Growing up on a farm, he says he’s seen some of the struggles many of these workers have faced.
“As a family farmer, these hard working people, they came onto our farm and they helped my brother and I be able to clean up and produce our crop. And they came into the meatpacking plants and helped butcher the products so more people could eat. But those wages, from when I was a young man, in those plants, have never changed. As everything has gotten more expensive those wages have somehow continued to be oppressed,” adds Graham.
Graham thinks in order for workers at food processing plants to safely continue working while making a livable wage, there needs to be high pay, better benefits, and more safety-related protocols implemented to spread out the working lines.
“There needs to be an increased investment for PPE for the workers,” says Graham. “These are all very simple things that we could be able to do.”
During the summer, severalprotests related to better working conditions in meat packing plants in Omaha were had.
He also believes the state of Nebraska should get involved and allow for state inspections of meat processing plants.
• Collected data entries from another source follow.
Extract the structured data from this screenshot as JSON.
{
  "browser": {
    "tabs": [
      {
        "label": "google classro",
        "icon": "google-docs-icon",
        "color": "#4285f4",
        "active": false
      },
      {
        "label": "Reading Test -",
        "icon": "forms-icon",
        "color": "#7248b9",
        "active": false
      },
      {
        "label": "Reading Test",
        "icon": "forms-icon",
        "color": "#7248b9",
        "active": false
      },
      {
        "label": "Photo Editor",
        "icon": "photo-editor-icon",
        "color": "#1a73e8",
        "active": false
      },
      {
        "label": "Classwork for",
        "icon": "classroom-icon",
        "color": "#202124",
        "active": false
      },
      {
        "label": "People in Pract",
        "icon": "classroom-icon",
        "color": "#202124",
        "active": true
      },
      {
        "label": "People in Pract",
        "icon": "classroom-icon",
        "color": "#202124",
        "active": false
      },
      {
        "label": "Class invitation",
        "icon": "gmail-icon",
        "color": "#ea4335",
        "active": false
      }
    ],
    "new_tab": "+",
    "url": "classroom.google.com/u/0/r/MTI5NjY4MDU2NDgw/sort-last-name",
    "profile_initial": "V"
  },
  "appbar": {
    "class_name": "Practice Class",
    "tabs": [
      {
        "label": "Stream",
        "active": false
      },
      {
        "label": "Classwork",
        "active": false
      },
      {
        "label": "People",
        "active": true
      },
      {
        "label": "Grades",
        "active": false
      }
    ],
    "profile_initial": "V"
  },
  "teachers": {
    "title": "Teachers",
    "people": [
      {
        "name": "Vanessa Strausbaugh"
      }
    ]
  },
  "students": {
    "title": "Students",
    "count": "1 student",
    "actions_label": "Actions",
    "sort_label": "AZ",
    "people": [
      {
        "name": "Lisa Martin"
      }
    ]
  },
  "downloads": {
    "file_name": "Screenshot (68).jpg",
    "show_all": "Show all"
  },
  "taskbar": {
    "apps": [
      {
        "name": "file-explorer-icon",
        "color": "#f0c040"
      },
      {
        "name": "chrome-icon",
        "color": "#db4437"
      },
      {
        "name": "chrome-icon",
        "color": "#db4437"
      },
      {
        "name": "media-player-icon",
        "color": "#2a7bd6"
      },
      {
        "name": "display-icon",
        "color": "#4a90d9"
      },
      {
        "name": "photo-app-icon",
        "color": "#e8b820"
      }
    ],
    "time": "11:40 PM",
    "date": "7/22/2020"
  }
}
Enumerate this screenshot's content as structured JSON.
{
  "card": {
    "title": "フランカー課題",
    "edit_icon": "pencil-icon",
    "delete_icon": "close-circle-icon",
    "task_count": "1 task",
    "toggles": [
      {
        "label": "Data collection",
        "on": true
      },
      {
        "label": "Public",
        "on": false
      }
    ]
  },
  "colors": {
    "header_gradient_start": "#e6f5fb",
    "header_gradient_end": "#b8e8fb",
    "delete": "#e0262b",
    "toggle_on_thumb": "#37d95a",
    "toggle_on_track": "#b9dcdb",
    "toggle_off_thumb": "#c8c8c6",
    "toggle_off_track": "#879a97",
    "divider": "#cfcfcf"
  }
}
“I encourage the leadership to not let this issue go away in the state of Nebraska. I encourage people to call for a special session so we can address the crisis that's going on with the meatpackers before the fall and the winter time come,” says Graham. “I also encourage the governor to think compassionately about human rights principles that the climates that many of these workers are dealing with through COVID and what they will be dealing with in the winter time.”